Former Charleston City Councilman Kwadjo Campbell said 2017 will be business as usual for black owned firms – minimal opportunities in a land of plenty. “I don’t see anything coming down the pipes for black businesses because nobody’s doing anything different. There’s nothing coming from the chamber of commerce, local governments or anything that ties African American businesses into the industrial and manufacturing activities that are so pervasive,” he said.
That’s not because nobody’s saying anything. Campbell notes that the black business community and industry are talking about economic inclusion – local companies locating to the area are funding initiatives that train and prepare workers – but black communities must engage them more, he said. Soaring school dropout rates stop many potential workers before they can get started in the workforce, he said. “A dropout can’t apply for training at Trident Technical College if he hasn’t completed high school,” Campbell reasoned.

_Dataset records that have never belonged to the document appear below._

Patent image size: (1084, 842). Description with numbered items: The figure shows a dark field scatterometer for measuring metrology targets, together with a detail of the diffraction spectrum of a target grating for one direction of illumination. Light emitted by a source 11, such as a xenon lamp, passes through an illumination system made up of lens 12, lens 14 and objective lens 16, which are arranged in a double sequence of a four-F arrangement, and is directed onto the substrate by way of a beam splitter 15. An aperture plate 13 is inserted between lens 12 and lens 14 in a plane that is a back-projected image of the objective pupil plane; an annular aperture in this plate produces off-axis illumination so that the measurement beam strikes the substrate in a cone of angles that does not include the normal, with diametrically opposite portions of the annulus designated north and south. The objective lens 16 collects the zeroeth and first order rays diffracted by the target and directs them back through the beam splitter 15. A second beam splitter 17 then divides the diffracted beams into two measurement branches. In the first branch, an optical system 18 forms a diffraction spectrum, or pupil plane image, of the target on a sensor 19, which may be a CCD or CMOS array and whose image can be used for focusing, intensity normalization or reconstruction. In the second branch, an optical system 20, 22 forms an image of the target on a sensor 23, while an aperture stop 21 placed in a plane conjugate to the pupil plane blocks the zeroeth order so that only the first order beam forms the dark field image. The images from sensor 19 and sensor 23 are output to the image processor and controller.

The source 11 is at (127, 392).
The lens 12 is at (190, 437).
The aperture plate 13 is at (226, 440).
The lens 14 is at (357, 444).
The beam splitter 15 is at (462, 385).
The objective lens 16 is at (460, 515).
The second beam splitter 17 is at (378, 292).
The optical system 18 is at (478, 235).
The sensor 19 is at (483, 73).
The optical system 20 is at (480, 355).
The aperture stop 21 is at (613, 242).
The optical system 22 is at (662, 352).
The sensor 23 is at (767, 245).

Institutions within the black community as well as those outside it must do more than talk a good game, Campbell said. Towards that effort his company JC and Associates business consultants this week presented to Charleston County Council a 10-year, $41 million proposal to impact job training, affordable housing, African American tourism, revolving loans and community education.
Evelyn Delaine-Hart who formerly headed the tri-county’s minority business partnership effort said she’s cautiously optimistic about business prospects for African American firms in 2017. The opportunities are obvious, but the uncertainty of President Donald Trump’s administration creates a boom or bust scenario for black business, she said. She points to Trump’s proposed infrastructure bill as a glimmer of hope that would create thousands of jobs.
Delaine-Hart thinks an emerging women’s empowerment movement will have a positive impact on black business due to the call for more equality in pay, but like Campbell she emphasizes that the black business community must be ready to compete in an increasingly less inclusive economic environment.
Miranda Nichols, executive director of the Diversity Advancement Alliance, a new organization that’s growing from older minority business participation advocate roots says the new agency funded January 3 by Charleston County Council this year will build on business partnerships already established and forge some new collaborations. The seed money funded by the county allows it to evolve into a stand alone nonprofit agency by April 1 that will provide an array of services to assist minority owned businesses.
Charleston Minority Business Enterprise Office Director Theron Snype also anticipates a tough 2017 business year for black owned companies. He’s proud of municipal projects like the Spring Street/Fishburn Street drainage project that has spent about 23 percent of its total $34 million phase 2 funding with women and minority owned businesses. He noted two local black owned firms currently are working in the project.
Things may look up for black businesses in the City of Charleston once the city this year under Mayor John Tecklenburg’s administration re-establishes its minority business advisory committee, Snype said. But outside it remains to be seen if black business can capitalize on opportunities presented by companies like Boeing and others.
“The opportunities will be there for black owned businesses in position to take advantage of them – those already in position to do business. But for others that need resources like access to capital, it’s going to be a difficult year,” Snype said.